Seit vielen Jahren setzt sich der SV Dissau für die Umwandlung des vorhandenen, inzwischen stark abgenutzten Grandplatzes ein. Eine reine Erneuerung des aktuell nicht mehr bespielbaren Platzes würde bereits einen sechsstelligen Betrag erfordern. Mit der nun in Aussicht stehenden Förderung kann jedoch ein zukunftsfähiger Kunstrasenplatz realisiert werden, der deutlich höhere Nutzungsmöglichkeiten bietet.

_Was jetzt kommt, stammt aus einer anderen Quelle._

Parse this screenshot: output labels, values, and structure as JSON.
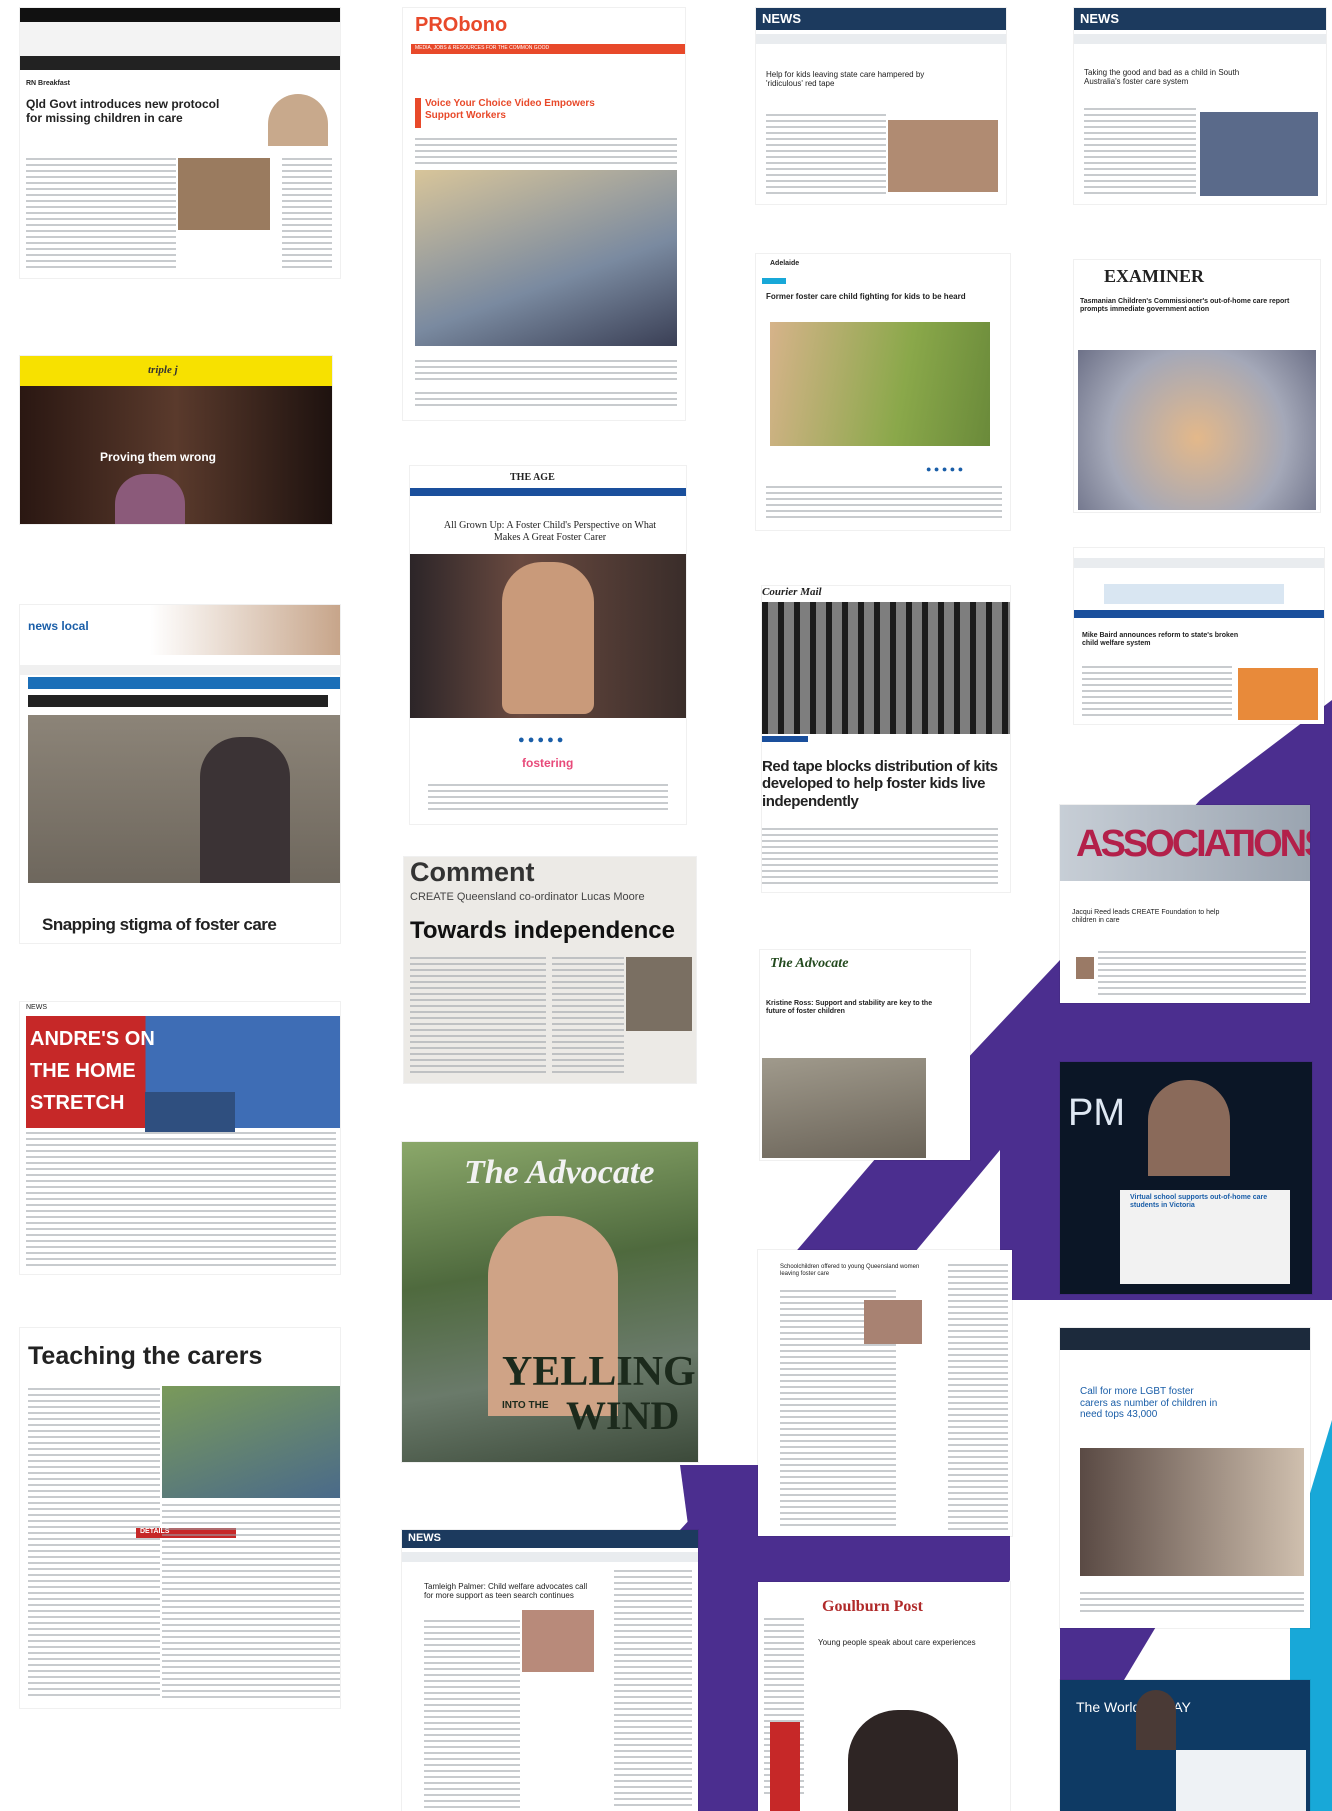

Zwar seien die Investitionskosten für einen Kunstrasenplatz höher als für einen Naturrasenplatz, jedoch glichen sich die Kosten für Errichtung, Wartung und Instandhaltung über einen Zeitraum von etwa 15 Jahren an, heißt es in der Pressemitteilung der Gemeinde Stockelsdorf. Gleichzeitig biete ein Kunstrasenplatz mit bis zu 2000 Nutzungsstunden pro Jahr eine deutlich höhere Auslastung als ein Naturrasenplatz, der in der Regel auf etwa 800 Stunden jährlich begrenzt sei.
Die Gesamtkosten des Projekts belaufen sich laut aktueller Kostenschätzung auf rund 1,2 Millionen Euro. Mit einer Förderquote von 45 Prozent ergäbe sich eine Fördersumme von etwa 540.000 Euro.
Bereits in ihrer Sitzung im Dezember hatte die Gemeindevertretung die Verwaltung mit der Antragstellung beauftragt. Mit der nun erfolgten Bewilligung können die Planungen konkretisiert und die nächsten Schritte vorbereitet werden. Eine abschließende Entscheidung über die Umsetzung des Projekts wird durch die politischen Gremien der Gemeinde getroffen.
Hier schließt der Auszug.